How does the Options market work and can you use a lifelike example of a put / call position which is relatable?

862 views

How does the Options market work and can you use a lifelike example of a put / call position which is relatable?

In: Economics

4 Answers

Anonymous 0 Comments

Lets say Bob buys apples, and Sam sells apples.

The current price of apples on the market is $1 per apples, but if there’s a drought, there will be fewer apples, thus maybe apples will be worth $2 per apple.

So Bob wants to buy apples in four months. He could either just wait to buy them at that time, but he doesn’t know when the price will be. Bob thinks the price will go up to $1.25 per apple and he knows he’ll need apples. He calls sam, and he says hey, I’d like an buy a Call which gives me an option to buy 100 apples at a price of $1.10 per apple in four months. I’ll give you $5 as a premium for this deal.

Sam thinks to himself that this is a good deal. If apples are worth more than $1.10, he’ll still make $1.10 per apple, but if apples are less than $1.10, he’ll make $5 from the premium, and he’ll just sell his apples at market price.

Bob and Sam both feel like winners. Sam has made guarenteed money, and Bob isn’t at a risk of losing a bunch if he needs to buy apples when they’re more expensive.

Now we have Ted, who is an apple trader. Ted thinks that apples are going to go up to $1.25 per apple from their current $1 price. He makes the same deal with Sam, but Ted actually doesn’t care about owning apples. He spends $5 and now has a right to buy 100 apples at $1.10 per apple. Ted wants the price of apples to go up so he can use this call option to buy $100 apples for $110 , but immediately sell them for $125. He’ll make a $10 profit after his $5 premium. If he was really lucky, and apples were worth $2 per apple, he would make $85 from his $5 premium.
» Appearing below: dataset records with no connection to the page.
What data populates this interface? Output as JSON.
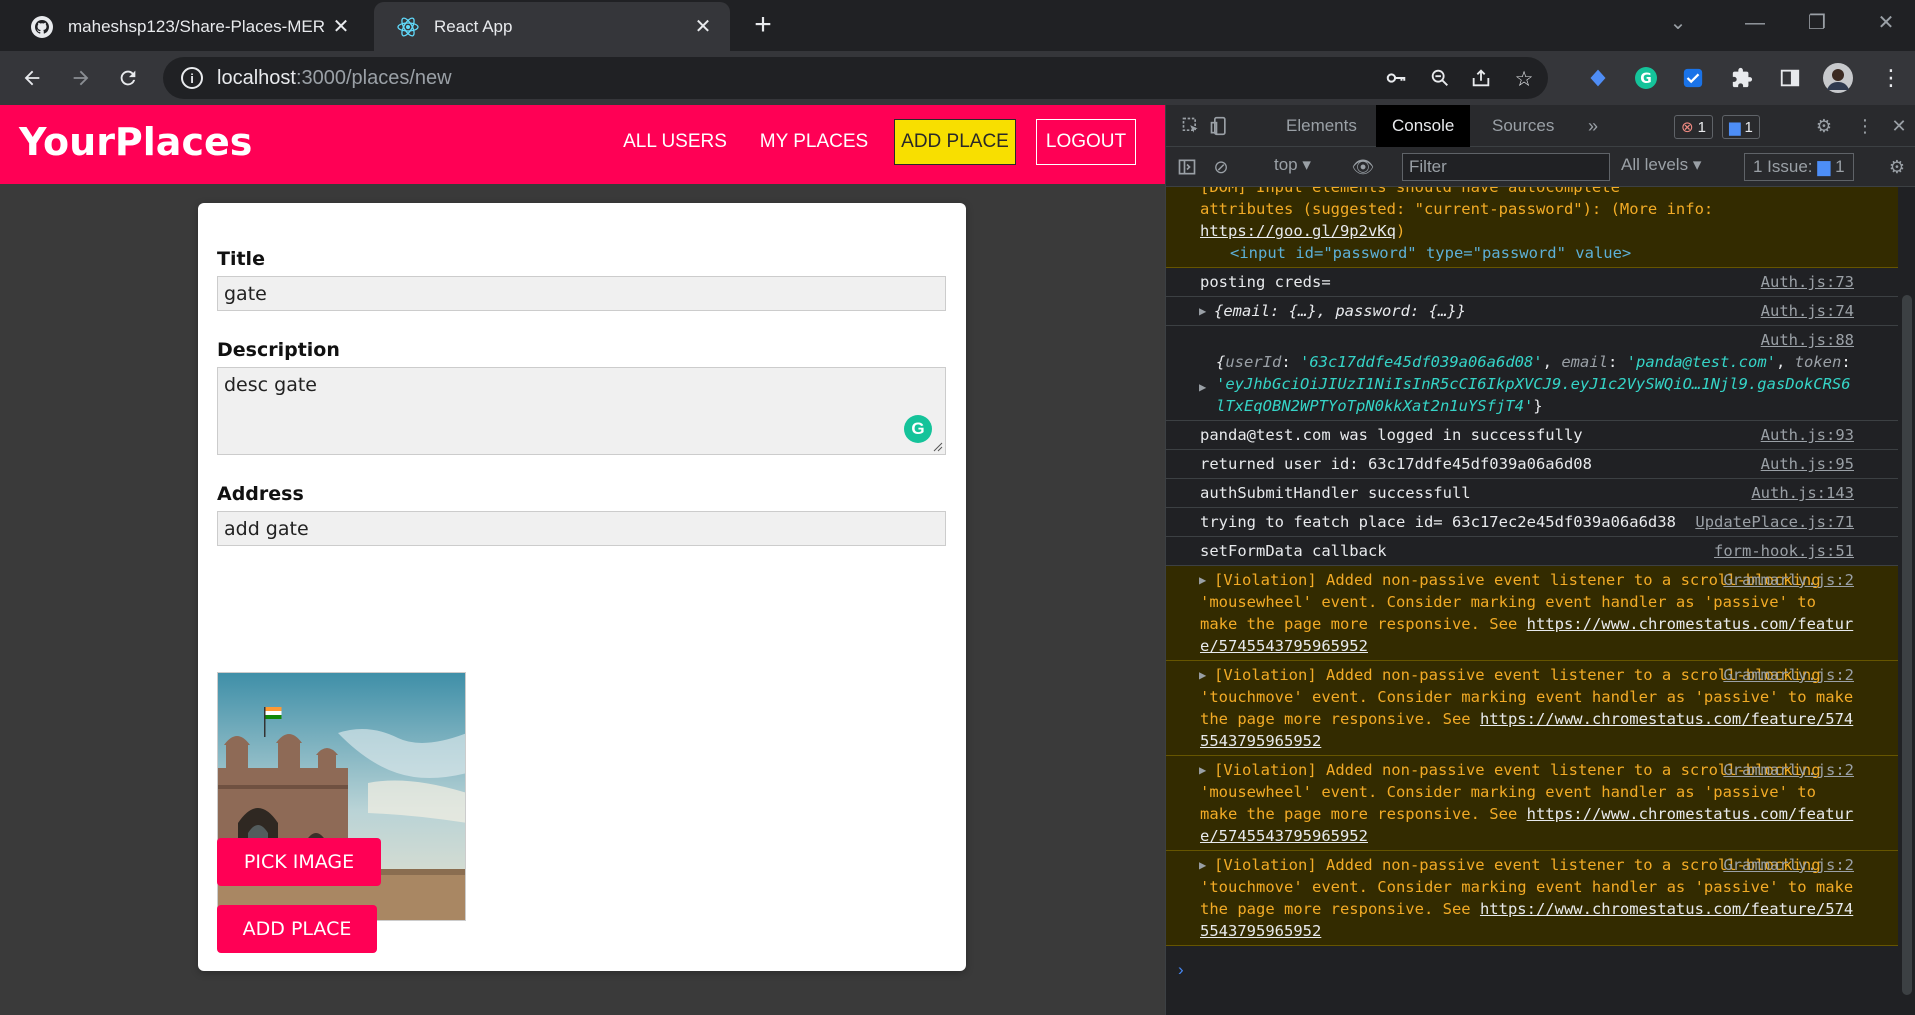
{
  "browser": {
    "tabs": [
      {
        "title": "maheshsp123/Share-Places-MER",
        "active": false
      },
      {
        "title": "React App",
        "active": true
      }
    ],
    "new_tab_label": "+",
    "url_host": "localhost",
    "url_path": ":3000/places/new"
  },
  "app": {
    "brand": "YourPlaces",
    "nav": [
      {
        "label": "ALL USERS",
        "active": false
      },
      {
        "label": "MY PLACES",
        "active": false
      },
      {
        "label": "ADD PLACE",
        "active": true
      },
      {
        "label": "LOGOUT",
        "active": false
      }
    ],
    "colors": {
      "accent": "#ff0055",
      "active_nav": "#f8df00",
      "background": "#3a3a3a"
    }
  },
  "form": {
    "title_label": "Title",
    "title_value": "gate",
    "description_label": "Description",
    "description_value": "desc gate",
    "address_label": "Address",
    "address_value": "add gate",
    "pick_image_label": "PICK IMAGE",
    "submit_label": "ADD PLACE",
    "grammarly_letter": "G"
  },
  "devtools": {
    "tabs": [
      "Elements",
      "Console",
      "Sources"
    ],
    "active_tab": "Console",
    "error_count": "1",
    "message_count": "1",
    "context": "top",
    "filter_placeholder": "Filter",
    "levels": "All levels",
    "issues_label": "1 Issue:",
    "issues_count": "1",
    "messages": [
      {
        "id": "m0",
        "text": "[DOM] Input elements should have autocomplete attributes (suggested: \"current-password\"): (More info: https://goo.gl/9p2vKq)",
        "source": "",
        "level": "warn"
      },
      {
        "id": "m1",
        "text": "posting creds=",
        "source": "Auth.js:73",
        "level": "info"
      },
      {
        "id": "m2",
        "text": "{email: {…}, password: {…}}",
        "source": "Auth.js:74",
        "level": "info"
      },
      {
        "id": "m3",
        "source": "Auth.js:88",
        "level": "info",
        "userId": "'63c17ddfe45df039a06a6d08'",
        "email": "'panda@test.com'",
        "token": "'eyJhbGciOiJIUzI1NiIsInR5cCI6IkpXVCJ9.eyJ1c2VySWQiO…1Njl9.gasDokCRS6lTxEqOBN2WPTYoTpN0kkXat2n1uYSfjT4'"
      },
      {
        "id": "m4",
        "text": "panda@test.com was logged in successfully",
        "source": "Auth.js:93",
        "level": "info"
      },
      {
        "id": "m5",
        "text": "returned user id: 63c17ddfe45df039a06a6d08",
        "source": "Auth.js:95",
        "level": "info"
      },
      {
        "id": "m6",
        "text": "authSubmitHandler successfull",
        "source": "Auth.js:143",
        "level": "info"
      },
      {
        "id": "m7",
        "text": "trying to featch place id= 63c17ec2e45df039a06a6d38",
        "source": "UpdatePlace.js:71",
        "level": "info"
      },
      {
        "id": "m8",
        "text": "setFormData callback",
        "source": "form-hook.js:51",
        "level": "info"
      },
      {
        "id": "m9",
        "text": "[Violation] Added non-passive event listener to a scroll-blocking 'mousewheel' event. Consider marking event handler as 'passive' to make the page more responsive. See",
        "link": "https://www.chromestatus.com/feature/5745543795965952",
        "source": "Grammarly.js:2",
        "level": "warn"
      },
      {
        "id": "m10",
        "text": "[Violation] Added non-passive event listener to a scroll-blocking 'touchmove' event. Consider marking event handler as 'passive' to make the page more responsive. See",
        "link": "https://www.chromestatus.com/feature/5745543795965952",
        "source": "Grammarly.js:2",
        "level": "warn"
      },
      {
        "id": "m11",
        "text": "[Violation] Added non-passive event listener to a scroll-blocking 'mousewheel' event. Consider marking event handler as 'passive' to make the page more responsive. See",
        "link": "https://www.chromestatus.com/feature/5745543795965952",
        "source": "Grammarly.js:2",
        "level": "warn"
      },
      {
        "id": "m12",
        "text": "[Violation] Added non-passive event listener to a scroll-blocking 'touchmove' event. Consider marking event handler as 'passive' to make the page more responsive. See",
        "link": "https://www.chromestatus.com/feature/5745543795965952",
        "source": "Grammarly.js:2",
        "level": "warn"
      }
    ],
    "dom_hint": {
      "prefix": "[DOM] Input elements should have autocomplete",
      "line2": "attributes (suggested: \"current-password\"): (More info: ",
      "link": "https://goo.gl/9p2vKq",
      "element": "<input id=\"password\" type=\"password\" value>"
    },
    "prompt": "›"
  }
}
Now if you want to understand the options market, replace apples with stocks. Options allow you to set a future price you have the right to buy a security for at that price. It’s good for the seller because they reduce risk and gain a premium. Its good for the buyer because they reduce risk but lose a premium. It’s good for a trader because they can make large amounts of money with a smaller gamble. In the end, everyone has a reason to get involved, just not everyone wins.

Puts are a little harder to understand. They’re a bet that the price of the commodity or security will go down.